Une démission dans un contexte de tensions institutionnelles
Laurence des Cars a présenté sa démission de la présidence du Musée du Louvre, mettant fin à un mandat marqué par d’importants défis structurels et politiques. Première femme à diriger l’institution depuis sa création, elle avait été nommée en 2021 par Emmanuel Macron avec pour mission de moderniser la gouvernance du musée et de renforcer son rayonnement international.
Cette décision intervient dans un climat particulièrement sensible : débats sur la sécurité des collections, critiques relatives à la gestion des flux touristiques, tensions sociales internes et questionnements budgétaires. Ces derniers mois, plusieurs épisodes médiatisés ont fragilisé la direction, relançant le débat sur le modèle économique et administratif du premier musée au monde en termes de fréquentation.
Si l’Élysée a salué « un engagement constant au service des musées nationaux », cette démission marque un tournant dans la politique culturelle de l’État à un moment stratégique pour les grandes institutions patrimoniales françaises.
Christophe Leribault pressenti pour succéder à Laurence des Cars
Pour lui succéder, le nom de Christophe Leribault circule avec insistance. Actuel président du Château de Versailles, historien de l’art reconnu, il possède une solide expérience en matière de gestion patrimoniale et d’institutions de grande envergure.
Sa nomination s’inscrirait dans une logique de continuité institutionnelle et de pilotage administratif renforcé. Spécialiste du XVIIIe siècle et ancien directeur du Petit Palais, Leribault est considéré comme un profil à la fois scientifique et gestionnaire, capable de stabiliser la gouvernance du Louvre tout en maintenant son attractivité internationale.
Cette transition intervient alors que le Louvre poursuit plusieurs projets structurants : développement numérique, réorganisation des parcours, politique d’expositions ambitieuse et réflexion sur la fréquentation touristique de masse.
Un jeu de nominations en cascade dans les musées nationaux
Le départ de Christophe Leribault de Versailles entraînerait une série de nominations.
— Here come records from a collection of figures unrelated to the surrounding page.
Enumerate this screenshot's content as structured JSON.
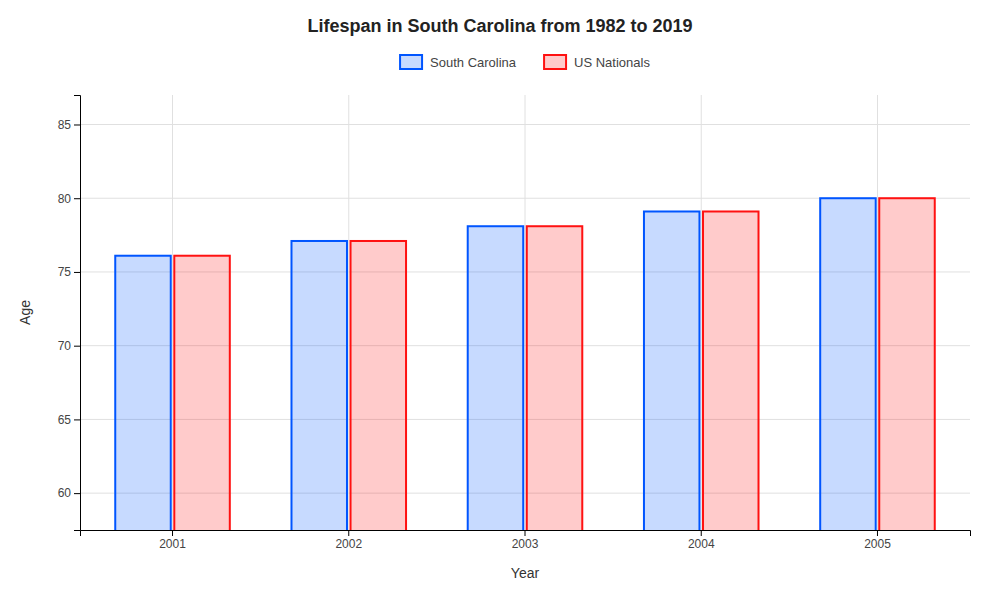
{
  "chart_data": {
    "type": "bar",
    "title": "Lifespan in South Carolina from 1982 to 2019",
    "xlabel": "Year",
    "ylabel": "Age",
    "categories": [
      "2001",
      "2002",
      "2003",
      "2004",
      "2005"
    ],
    "series": [
      {
        "name": "South Carolina",
        "color": "#0055ff",
        "values": [
          76.1,
          77.1,
          78.1,
          79.1,
          80.0
        ]
      },
      {
        "name": "US Nationals",
        "color": "#ff1111",
        "values": [
          76.1,
          77.1,
          78.1,
          79.1,
          80.0
        ]
      }
    ],
    "ylim": [
      57.5,
      87
    ],
    "yticks": [
      60,
      65,
      70,
      75,
      80,
      85
    ],
    "grid": true,
    "legend": "top"
  }
}
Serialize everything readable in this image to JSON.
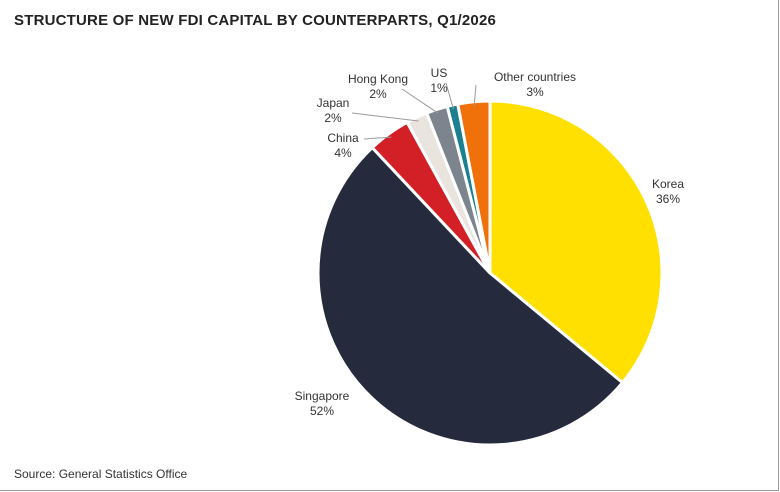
{
  "title": "STRUCTURE OF NEW FDI CAPITAL BY COUNTERPARTS, Q1/2026",
  "source": "Source: General Statistics Office",
  "chart_data": {
    "type": "pie",
    "title": "STRUCTURE OF NEW FDI CAPITAL BY COUNTERPARTS, Q1/2026",
    "start": "12 o'clock",
    "direction": "clockwise",
    "slices": [
      {
        "name": "Korea",
        "value": 36,
        "label": "36%",
        "color": "#FFE000"
      },
      {
        "name": "Singapore",
        "value": 52,
        "label": "52%",
        "color": "#262A3D"
      },
      {
        "name": "China",
        "value": 4,
        "label": "4%",
        "color": "#D31F26"
      },
      {
        "name": "Japan",
        "value": 2,
        "label": "2%",
        "color": "#EAE4DF"
      },
      {
        "name": "Hong Kong",
        "value": 2,
        "label": "2%",
        "color": "#7C848E"
      },
      {
        "name": "US",
        "value": 1,
        "label": "1%",
        "color": "#1A7F8E"
      },
      {
        "name": "Other countries",
        "value": 3,
        "label": "3%",
        "color": "#F0700A"
      }
    ]
  }
}
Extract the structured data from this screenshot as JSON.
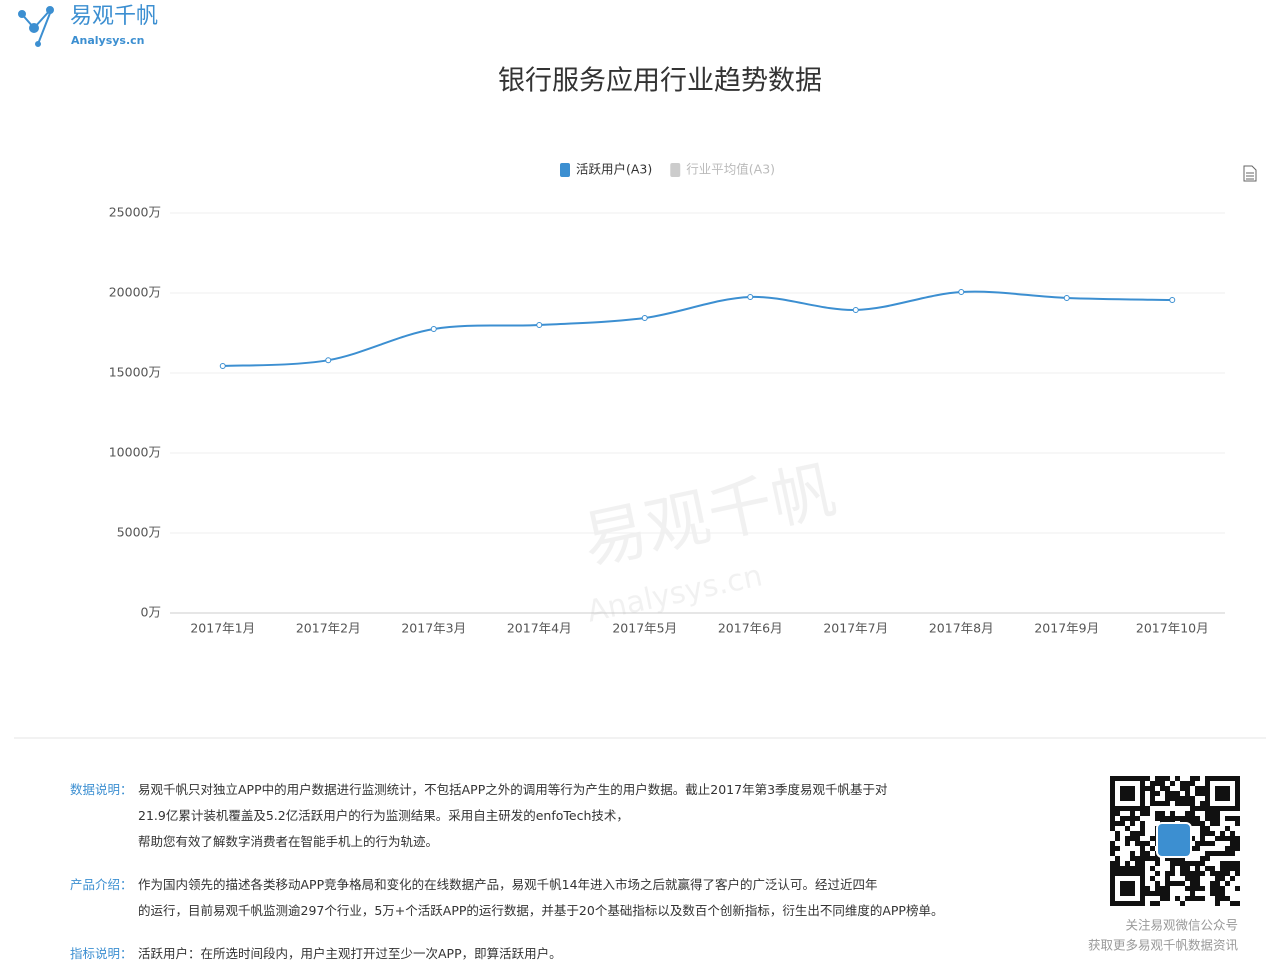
{
  "logo": {
    "name": "易观千帆",
    "site": "Analysys.cn"
  },
  "chart_data": {
    "type": "line",
    "title": "银行服务应用行业趋势数据",
    "categories": [
      "2017年1月",
      "2017年2月",
      "2017年3月",
      "2017年4月",
      "2017年5月",
      "2017年6月",
      "2017年7月",
      "2017年8月",
      "2017年9月",
      "2017年10月"
    ],
    "series": [
      {
        "name": "活跃用户(A3)",
        "color": "#3c8fd1",
        "values": [
          15440,
          15800,
          17750,
          18000,
          18440,
          19750,
          18940,
          20060,
          19690,
          19560
        ]
      },
      {
        "name": "行业平均值(A3)",
        "color": "#cccccc",
        "values": [
          null,
          null,
          null,
          null,
          null,
          null,
          null,
          null,
          null,
          null
        ]
      }
    ],
    "ylim": [
      0,
      25000
    ],
    "yticks": [
      {
        "value": 0,
        "label": "0万"
      },
      {
        "value": 5000,
        "label": "5000万"
      },
      {
        "value": 10000,
        "label": "10000万"
      },
      {
        "value": 15000,
        "label": "15000万"
      },
      {
        "value": 20000,
        "label": "20000万"
      },
      {
        "value": 25000,
        "label": "25000万"
      }
    ],
    "grid": true
  },
  "watermark": {
    "name": "易观千帆",
    "site": "Analysys.cn"
  },
  "notes": [
    {
      "label": "数据说明：",
      "lines": [
        "易观千帆只对独立APP中的用户数据进行监测统计，不包括APP之外的调用等行为产生的用户数据。截止2017年第3季度易观千帆基于对",
        "21.9亿累计装机覆盖及5.2亿活跃用户的行为监测结果。采用自主研发的enfoTech技术，",
        "帮助您有效了解数字消费者在智能手机上的行为轨迹。"
      ]
    },
    {
      "label": "产品介绍：",
      "lines": [
        "作为国内领先的描述各类移动APP竞争格局和变化的在线数据产品，易观千帆14年进入市场之后就赢得了客户的广泛认可。经过近四年",
        "的运行，目前易观千帆监测逾297个行业，5万+个活跃APP的运行数据，并基于20个基础指标以及数百个创新指标，衍生出不同维度的APP榜单。"
      ]
    },
    {
      "label": "指标说明：",
      "lines": [
        "活跃用户：在所选时间段内，用户主观打开过至少一次APP，即算活跃用户。"
      ]
    }
  ],
  "qr_caption": [
    "关注易观微信公众号",
    "获取更多易观千帆数据资讯"
  ]
}
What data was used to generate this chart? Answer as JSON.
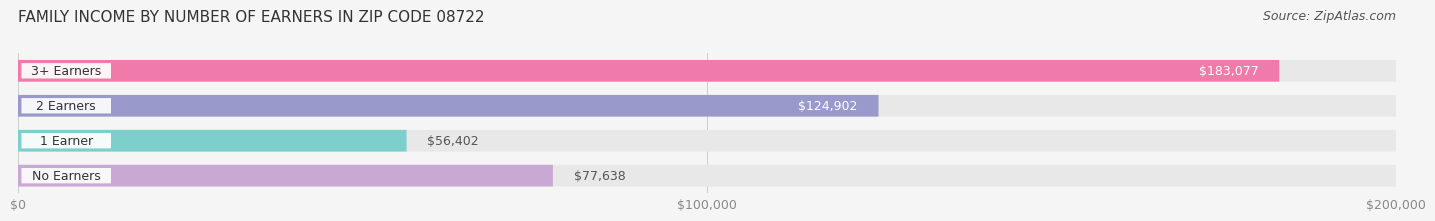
{
  "title": "FAMILY INCOME BY NUMBER OF EARNERS IN ZIP CODE 08722",
  "source": "Source: ZipAtlas.com",
  "categories": [
    "No Earners",
    "1 Earner",
    "2 Earners",
    "3+ Earners"
  ],
  "values": [
    77638,
    56402,
    124902,
    183077
  ],
  "bar_colors": [
    "#c9a8d4",
    "#7dcfcc",
    "#9999cc",
    "#f07aaa"
  ],
  "bar_bg_color": "#e8e8e8",
  "label_colors": [
    "#555555",
    "#555555",
    "#ffffff",
    "#ffffff"
  ],
  "xlim": [
    0,
    200000
  ],
  "xticks": [
    0,
    100000,
    200000
  ],
  "xtick_labels": [
    "$0",
    "$100,000",
    "$200,000"
  ],
  "background_color": "#f5f5f5",
  "title_fontsize": 11,
  "source_fontsize": 9,
  "bar_label_fontsize": 9,
  "tick_fontsize": 9,
  "category_fontsize": 9
}
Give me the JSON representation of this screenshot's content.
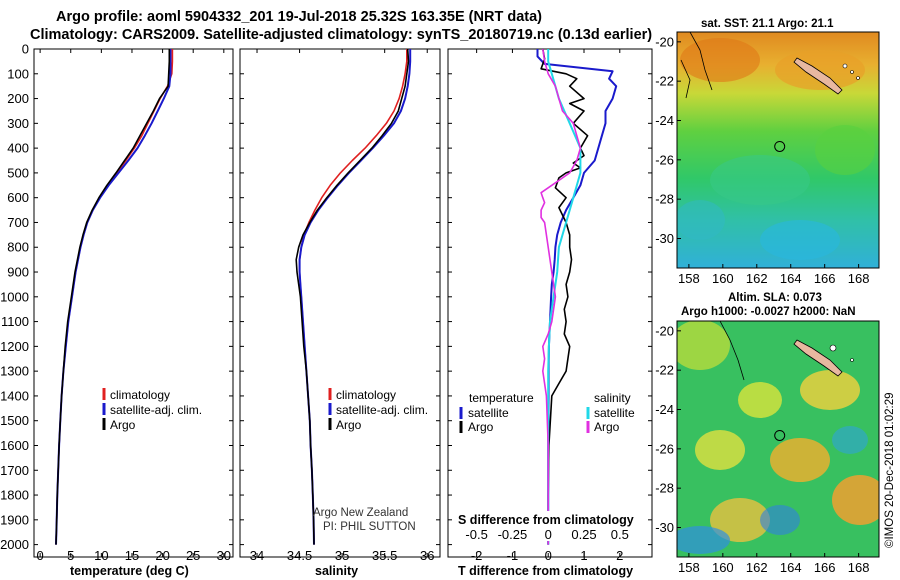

Le nom d’Annick Lemoine est notamment avancé pour prendre la direction du Musée d’Orsay. Actuelle directrice du Petit Palais, elle est reconnue pour son expertise scientifique et sa capacité à valoriser les collections auprès d’un large public.
Ce mouvement illustre la forte imbrication des grands établissements publics culturels et la centralité de l’État dans la nomination de leurs dirigeants. Il témoigne également d’une volonté de maintenir une cohérence stratégique entre les grandes institutions parisiennes.
Par ailleurs, Laurence des Cars pourrait se voir confier une mission liée à la coopération internationale des musées dans le cadre des travaux culturels du G7, prolongeant ainsi son engagement diplomatique dans le domaine patrimonial.
Un moment charnière pour la gouvernance culturelle française
Au-delà des personnes, cette séquence interroge le modèle de gouvernance des grands musées français : équilibre entre autonomie scientifique et tutelle étatique, gestion des risques sécuritaires, attractivité internationale et soutenabilité économique.
Le Louvre, vitrine culturelle de la France, demeure un symbole stratégique. La nomination de son prochain président-directeur sera scrutée tant par le monde muséal que par les observateurs du marché de l’art et de la politique culturelle.
La pyramide du Louvre avec le pavillon Denon en arrière-plan à gauche.